端の方に樋があって、熱いお湯が湯気を立てながら流れ込んできている。湯気が立っていない樋もあって、こっちは水を流すためのもののようだ。今は栓がしてあるけど、熱ければ栓を外して水を流し、湯加減を調整できるようになっていた。
「なんだよ温泉があるのかよ。だったら昨日言ってくれてれば入ってたのに!」
言った後で、言葉が通じないのだということに気づく。
ソホロドには風呂の習慣がなく、せいぜい熱い布で体を拭くくらいしかなかった。俺は今、この世界に来て初めての風呂に遭遇している。それが、こんな広い温泉だなんて。ただ、できれば昨日も来ていたかった……。

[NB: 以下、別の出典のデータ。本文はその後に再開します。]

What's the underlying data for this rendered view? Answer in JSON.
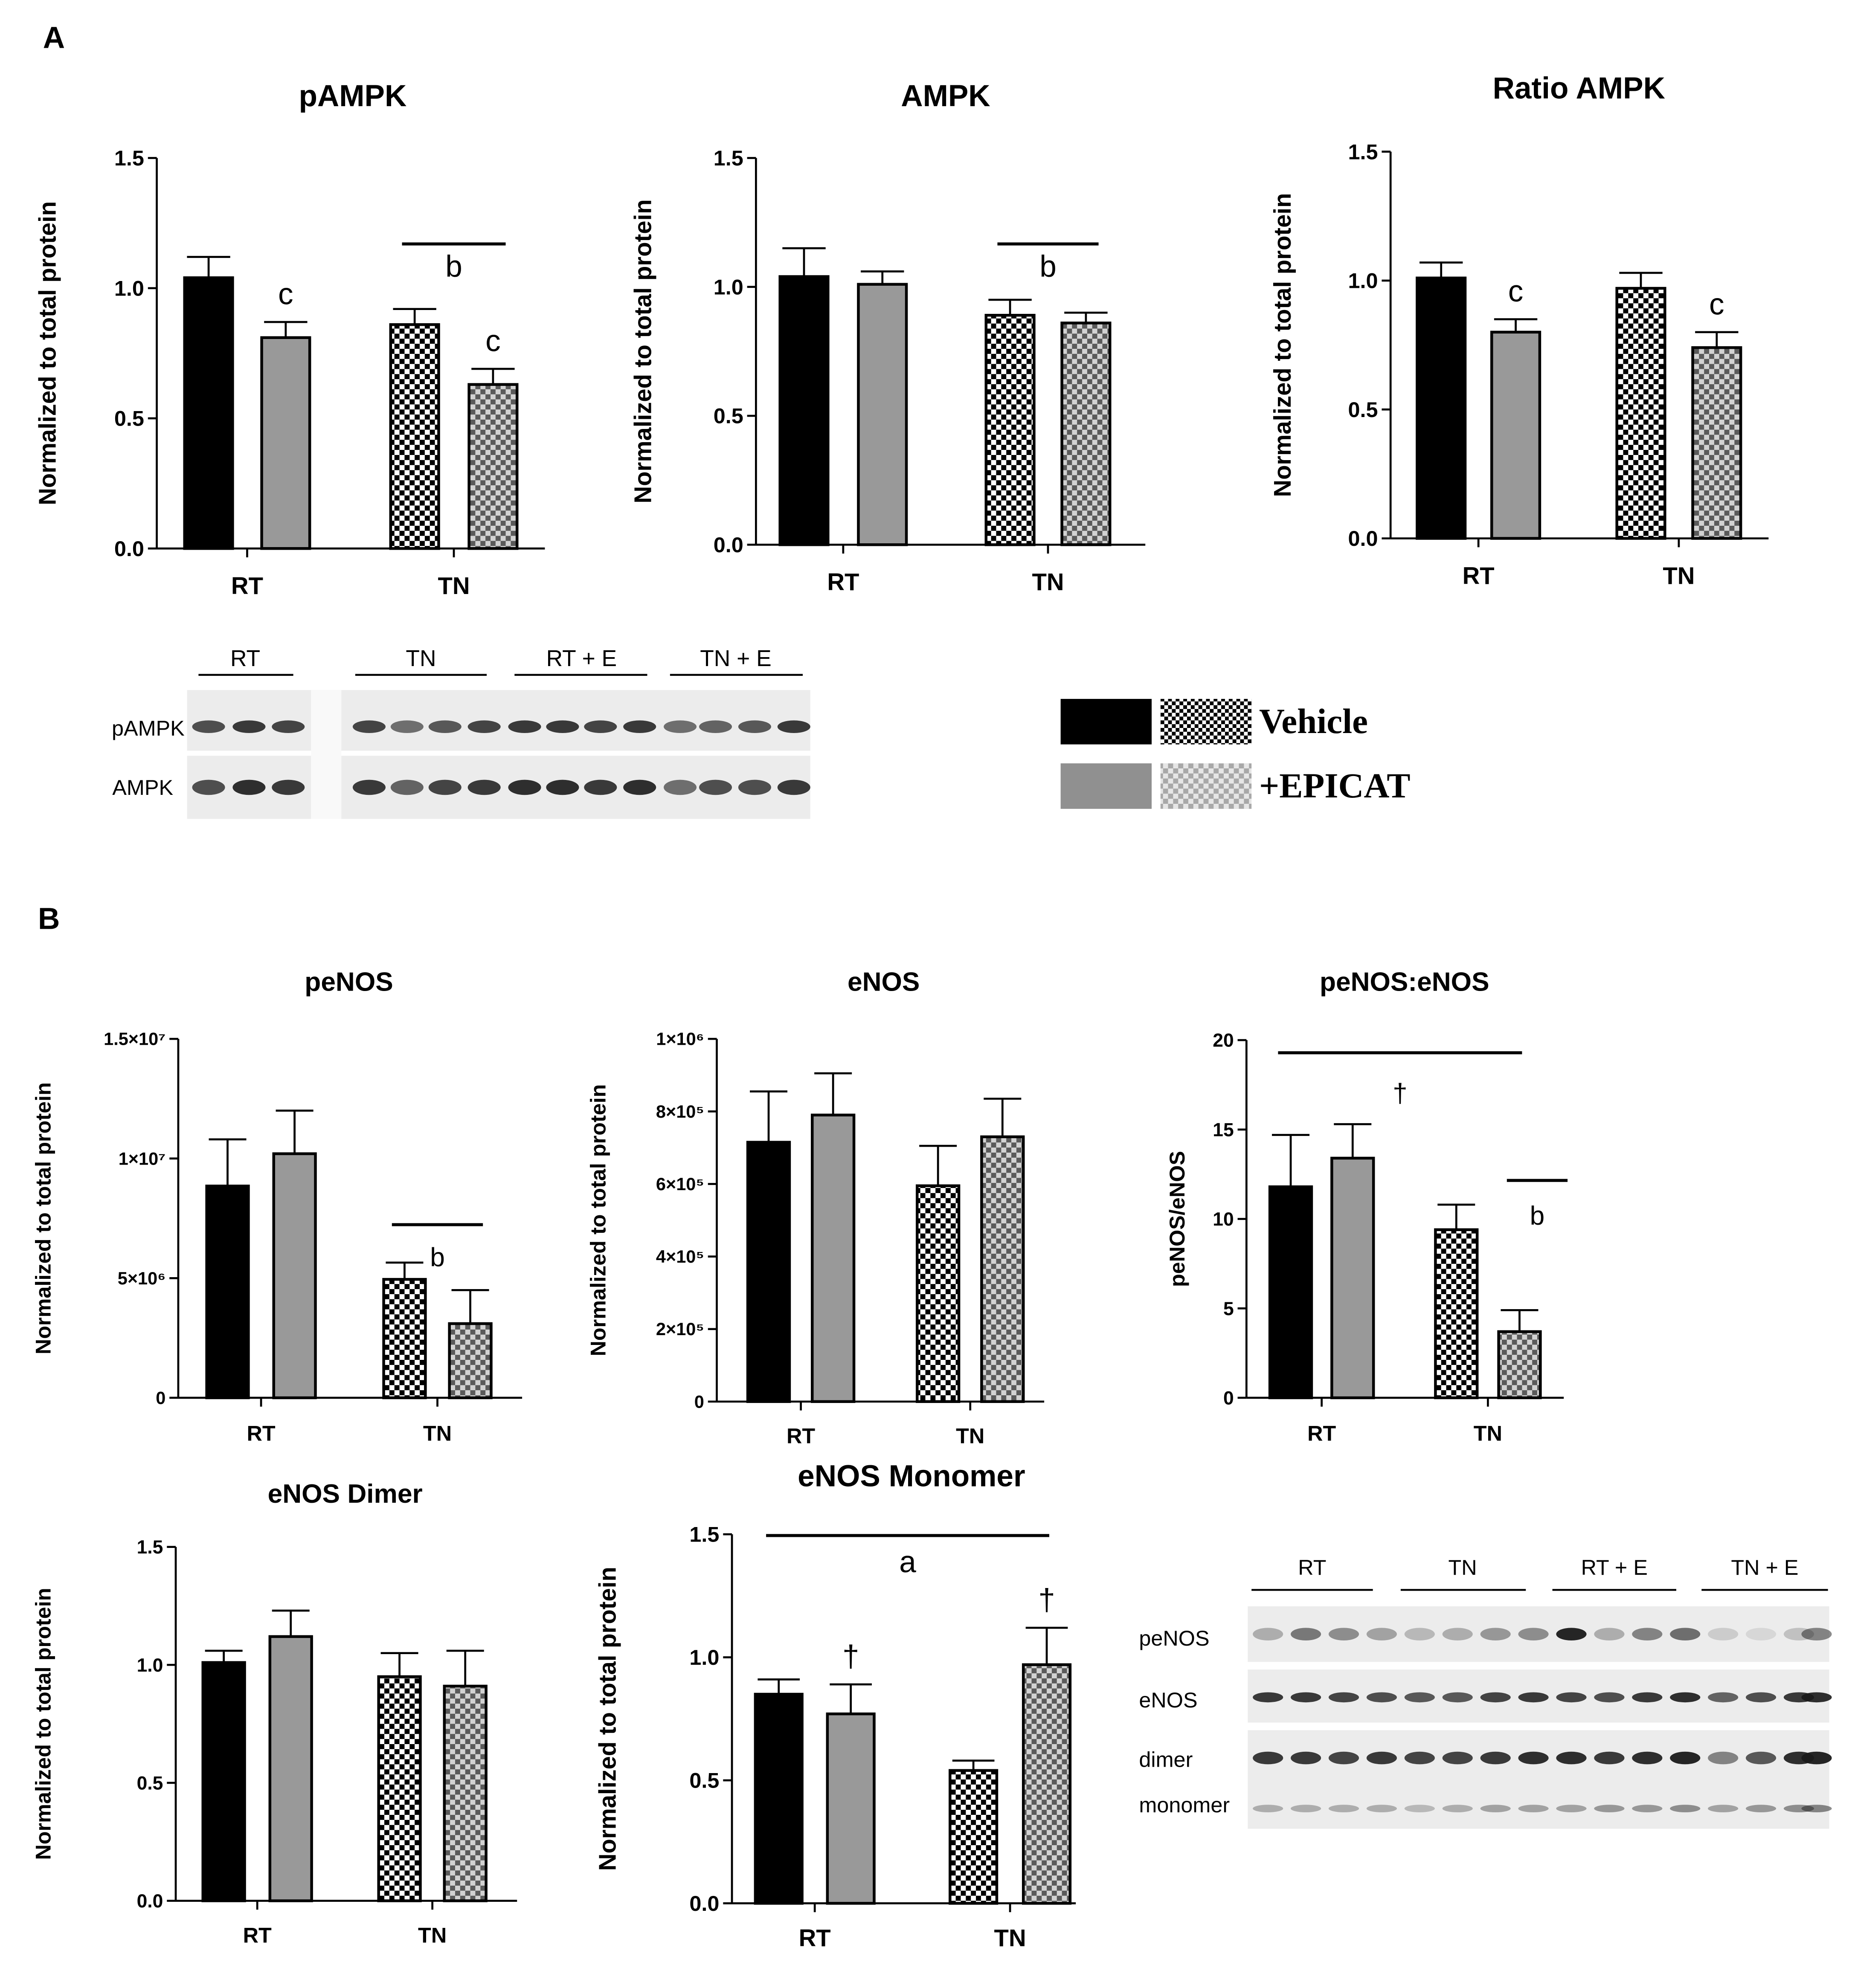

あんなに海に入りたがらなかったカガニスが、温泉に飛び込んだ。水着は穿いたままだ。日本とは違って、この温泉は裸にはならないようだ。
俺も続けて入る。さすがに飛び込んだりはせず、普通に足から、そして全身でお湯に浸かる。ちょっと熱めだけど、しばらく風呂に入っていなかった体には、これくらいが入った実感が強くなってちょうどいい。
そして、ナラカ、マヤーリエ、レイミンも、温泉に入ってきた。
……え?
ここって、混浴なのか?
あまりにも自然に入ってきたから、一瞬気づかなかった。でも水着を着ているし、特に困った事態にはならなそうだ。
バシャバシャと大げさに音を立てながら、カガニスが騒いでいる。何か言っているけど
ナラカが俺の隣に来たので、聞いてみる。
「ナラカ、カガニスは何て言っているかわかる?」
「あー、ここは、なんですか?」
手の平でそっと、お湯を叩く。
「ここは、温泉」
「おんせん……うみのあとでおんせんにはいるのは、とてもきもちいいです。いちばんいいです」
「えーと……カガニスは、海に入っていないけど?」
「でも、カガニスはそういいました」
カガニス自身がそう言っているのなら、通訳であるナラカもそう言わざるを得ない。
「わたしもうみのあとでおんせんにはいるのはきもちいいです」
「温泉は海の後に入るの? 海じゃない時は入らない?」
「はい。うみのあとにはいります。おんせんにはいったら、あしたもげんきになります」
昨日ここに連れて来られなかったのは、そういう理由だったのか。海水で冷えた体を温め、泳いだ疲れを癒やす、そのための温泉ということなのだろう。
「俺は毎日入りたいなー」
「はい! あしたも、あさっても、はいります」
「そうじゃなくてさ、俺がいた国では、温泉……じゃなくて、普通のお湯だけど、家の中に小さいお湯の部屋があって、毎日入るんだよ」
「まいにちですか? ほんとうですか? ……まいにちうみにいきますか?」
「海には行かないけど、毎日入るよ」
「……そうですか」
あまり、ピンと来ないみたいだ。風呂に入る習慣を知らない人にとっては、そんなものなのだろうか。
ナラカが体を寄せてきて、肌が密着する。
「わたしは、アケヤがヴァスヒューダにくるまえ、どんなところにいたのか、わかりません。くにのなまえはにほんです。でも、にほんがどんなくにか、わかりません」
「……教えてほしい?」
「おしえてほしいです」
「じゃあ、一回で全部は教えられないから、いつか、少しずつ教えるよ」
日本語を教えている身でこう思うのは変かもしれないけど、俺自身はもう、この世界の人間のつもりでいる。だから、進んで日本や地球の話をしようとは思わない。ナラカがそれを知ったところで、何の意味もないし、何の役にも立たない。
でもナラカがせっかく興味を持ってくれたのだから、今度話してみることにしよう。何から話せばいいだろうか。とりあえず、日本はこっちの世界とは違って、季節によって暑くなったり寒くなったりするんだよ、とかだろうか。